Yang lebih penting, sebaiknya kita segera berbenah dan mendekatkan diri kepada Sang Khalik. Tidak hanya dengan berperilaku salih yang berdimensi personal antara kita dengan DIA, melainkan lebih penting lagi dengan kesalihan yang berdimensi sosial, hablumminannas.

Selebihnya, segeralah bertawakal dan pasrah. Sikaptersebut penting, sebab sebagaimana dikatakan Ibnu Taymiyah, “Pangkal agama adalah al Islam, penyerahan diri.”

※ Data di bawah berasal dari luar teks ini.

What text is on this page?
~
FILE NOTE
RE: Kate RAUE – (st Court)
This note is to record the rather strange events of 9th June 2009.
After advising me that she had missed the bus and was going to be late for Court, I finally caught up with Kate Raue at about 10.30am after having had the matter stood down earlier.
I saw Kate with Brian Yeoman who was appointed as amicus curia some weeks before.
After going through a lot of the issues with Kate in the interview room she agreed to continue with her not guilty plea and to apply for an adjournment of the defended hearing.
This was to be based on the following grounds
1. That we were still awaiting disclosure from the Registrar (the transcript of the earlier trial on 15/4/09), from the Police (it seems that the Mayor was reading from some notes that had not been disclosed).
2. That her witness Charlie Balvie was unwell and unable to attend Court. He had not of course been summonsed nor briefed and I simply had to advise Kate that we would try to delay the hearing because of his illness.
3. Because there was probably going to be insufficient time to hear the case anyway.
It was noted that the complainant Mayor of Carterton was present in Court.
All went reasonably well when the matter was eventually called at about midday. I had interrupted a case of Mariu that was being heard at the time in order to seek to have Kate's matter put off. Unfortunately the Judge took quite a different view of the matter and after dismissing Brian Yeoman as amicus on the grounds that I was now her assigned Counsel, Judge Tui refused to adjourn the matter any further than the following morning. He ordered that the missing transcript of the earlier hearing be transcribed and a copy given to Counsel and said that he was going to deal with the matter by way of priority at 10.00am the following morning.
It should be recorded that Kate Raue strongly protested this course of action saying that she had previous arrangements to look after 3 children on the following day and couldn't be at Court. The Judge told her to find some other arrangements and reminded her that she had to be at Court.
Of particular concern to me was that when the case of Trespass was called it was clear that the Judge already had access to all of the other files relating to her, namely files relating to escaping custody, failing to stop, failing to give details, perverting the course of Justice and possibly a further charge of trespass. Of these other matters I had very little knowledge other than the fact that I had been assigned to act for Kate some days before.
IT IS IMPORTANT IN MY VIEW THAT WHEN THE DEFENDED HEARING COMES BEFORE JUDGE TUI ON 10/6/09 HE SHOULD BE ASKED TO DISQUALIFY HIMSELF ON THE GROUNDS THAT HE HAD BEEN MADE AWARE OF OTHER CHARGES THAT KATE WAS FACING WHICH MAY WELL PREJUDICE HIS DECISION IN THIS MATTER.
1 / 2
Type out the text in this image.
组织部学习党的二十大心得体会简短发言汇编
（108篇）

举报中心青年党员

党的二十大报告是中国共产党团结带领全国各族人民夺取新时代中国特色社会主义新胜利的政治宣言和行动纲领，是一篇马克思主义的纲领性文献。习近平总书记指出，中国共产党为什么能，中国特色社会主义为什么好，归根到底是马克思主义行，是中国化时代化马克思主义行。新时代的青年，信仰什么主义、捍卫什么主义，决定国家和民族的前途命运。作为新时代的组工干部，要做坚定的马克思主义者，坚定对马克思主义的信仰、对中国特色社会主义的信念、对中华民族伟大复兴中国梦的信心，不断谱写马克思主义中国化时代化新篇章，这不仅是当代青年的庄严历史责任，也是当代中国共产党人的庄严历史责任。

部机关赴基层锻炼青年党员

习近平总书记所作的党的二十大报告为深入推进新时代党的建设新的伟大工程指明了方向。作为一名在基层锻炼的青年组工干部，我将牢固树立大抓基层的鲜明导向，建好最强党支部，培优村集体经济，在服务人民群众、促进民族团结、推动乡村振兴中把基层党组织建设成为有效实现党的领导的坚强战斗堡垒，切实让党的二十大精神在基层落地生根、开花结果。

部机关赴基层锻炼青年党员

Jika saja setiap kita bisa kembali ke sifat hanif–yang sebenarnya menjadi jati diri setiap manusia itu, rasanya negeri ini tak akan didominasi para pejabat korup, atau para pemimpin yang tak adil di tengah merajalelanya kemunafikan. Sudah terlalu lama kehidupan kita diisi para pemuka agama yang lancung, anak-anak yang durhaka, orang bodoh berotak kosong yang anehnya sombong, atau orang-orang awam tak tahu diri yang gampang kita temui saat ini.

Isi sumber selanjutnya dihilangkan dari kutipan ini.